If I remember correctly it is about the same on the Six.
I reamed the holes to 5/32n's and installed Hi-loks, pretty easy;)
 
As I recall, I used my standard yoke on my pneumatic squeezer for all the rivets with no issue.

I simply put the manufactured head on the flange of the VS-705 and may have needed to slightly move the rib out of the way to give the nose of the yoke room, and then let the plunger on the squeezer form the shop head on the flange of the VS-704.

I think I had to gently massage the VS-705 back into alignment but is was not extreme by any means. Once the skin was attached it all lined up.

Hope that makes sense.
 
Well, the good news is that as of a few minutes ago, I got the botched rivet removed without ruining any parts. Unfortunately, the rest of my evening is booked, so no chance to do anything. Hopefully my new squeezer will arrive tomorrow and I can make a second pass at this...
 
Urgh. I did get that pesky center rivet set yesterday, but only after actually botching one with the new squeezer. (that's what I get for telling Josie that hand squeezers are basically idiot-proof!) Unfortunately, I apparently overestimated how easy squeezing the rivets on the end would be. I've now botched and drilled out two rivets in each of those holes. I even tried going back to the rivet gun, and despite taking what seemed like a whole lot of time to really examine my positioning and such, I still clinched one.

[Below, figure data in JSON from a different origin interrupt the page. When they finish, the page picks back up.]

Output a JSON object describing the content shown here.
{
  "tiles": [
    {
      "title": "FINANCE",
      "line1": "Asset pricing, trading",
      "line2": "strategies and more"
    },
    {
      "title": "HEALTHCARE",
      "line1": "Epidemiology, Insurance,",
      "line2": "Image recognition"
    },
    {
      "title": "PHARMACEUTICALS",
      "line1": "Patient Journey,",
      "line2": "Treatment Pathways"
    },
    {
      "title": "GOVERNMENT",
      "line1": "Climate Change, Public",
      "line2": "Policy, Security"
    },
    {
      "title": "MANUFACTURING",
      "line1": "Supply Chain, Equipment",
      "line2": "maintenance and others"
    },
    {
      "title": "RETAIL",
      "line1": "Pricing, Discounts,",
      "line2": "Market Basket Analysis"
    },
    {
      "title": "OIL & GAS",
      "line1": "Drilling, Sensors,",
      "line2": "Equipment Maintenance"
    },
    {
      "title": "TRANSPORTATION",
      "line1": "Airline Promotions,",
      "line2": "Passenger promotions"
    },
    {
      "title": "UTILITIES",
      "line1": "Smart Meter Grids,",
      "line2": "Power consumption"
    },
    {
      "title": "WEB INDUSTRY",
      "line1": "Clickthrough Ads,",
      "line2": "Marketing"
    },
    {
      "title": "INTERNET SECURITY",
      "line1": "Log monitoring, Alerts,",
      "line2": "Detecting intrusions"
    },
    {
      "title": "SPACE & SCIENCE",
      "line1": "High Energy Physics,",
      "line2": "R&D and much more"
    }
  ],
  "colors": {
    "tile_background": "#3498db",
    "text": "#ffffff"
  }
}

Time to find some local help, I guess.

On the plus side, my technique for drilling out rivets is getting pretty [deleted] good. :D
 
Are your rivet shank lengths correct?

First of all - keep up the great attitude - always find the good in the things you are doing. I love your last comment. Believe me, if you are able to successfully drill out AN470 rivets in less than optimal locations, then that is truly a skill worth noting, and one to be proud of IMHO.

Are your rivet shanks the correct length after inserting them into the parts, or are they a bit too long? If they are long see my previous post about cutting down a longer rivet to the correct length with a rivet cutter. Otherwise, take a pair of hand seamers, dig out that trim bundle of small aluminum rectangle sheets that you should have received with your empennage kit, and create some mock ups of the parts with the same angles. Then mark, drill, debur, and dimple the holes, and practice setting the rivets on that. Another set of experienced hands and eyes is also a plus as well.

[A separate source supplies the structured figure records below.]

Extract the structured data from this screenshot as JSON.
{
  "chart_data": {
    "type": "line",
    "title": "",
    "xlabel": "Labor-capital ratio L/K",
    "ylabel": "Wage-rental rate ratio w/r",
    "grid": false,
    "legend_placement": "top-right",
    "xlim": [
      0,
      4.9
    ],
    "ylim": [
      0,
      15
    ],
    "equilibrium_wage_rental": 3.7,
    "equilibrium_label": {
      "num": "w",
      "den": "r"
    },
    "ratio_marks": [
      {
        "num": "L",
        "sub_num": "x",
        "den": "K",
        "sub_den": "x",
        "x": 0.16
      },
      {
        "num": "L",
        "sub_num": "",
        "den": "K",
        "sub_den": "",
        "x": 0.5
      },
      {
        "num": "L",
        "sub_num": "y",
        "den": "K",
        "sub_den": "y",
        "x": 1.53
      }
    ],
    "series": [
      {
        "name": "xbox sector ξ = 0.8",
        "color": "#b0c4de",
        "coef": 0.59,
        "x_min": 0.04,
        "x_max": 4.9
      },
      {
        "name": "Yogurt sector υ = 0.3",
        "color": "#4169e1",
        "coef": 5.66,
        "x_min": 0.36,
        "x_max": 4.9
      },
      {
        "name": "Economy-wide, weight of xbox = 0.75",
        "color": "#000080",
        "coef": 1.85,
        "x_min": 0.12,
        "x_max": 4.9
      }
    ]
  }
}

If you are clenching the rivets with the hand squeezer, then one other possible cause of this is that you are squeezing both handles together, causing the yoke to move to an angle other than 90 degrees to the rivet shank. You should endeavor to keep the stationary handle as straight as possible (linear with the rivet shank, with the yoke face at 90 degrees to the rivet) while you squeeze the other handle closed. This is usually the problem if you notice the shop heads of the squeezed rivets are uneven, with one side being slightly higher or lower than the other side, or they may even appear oblong or egg shaped.

Don't fret - you will get past this.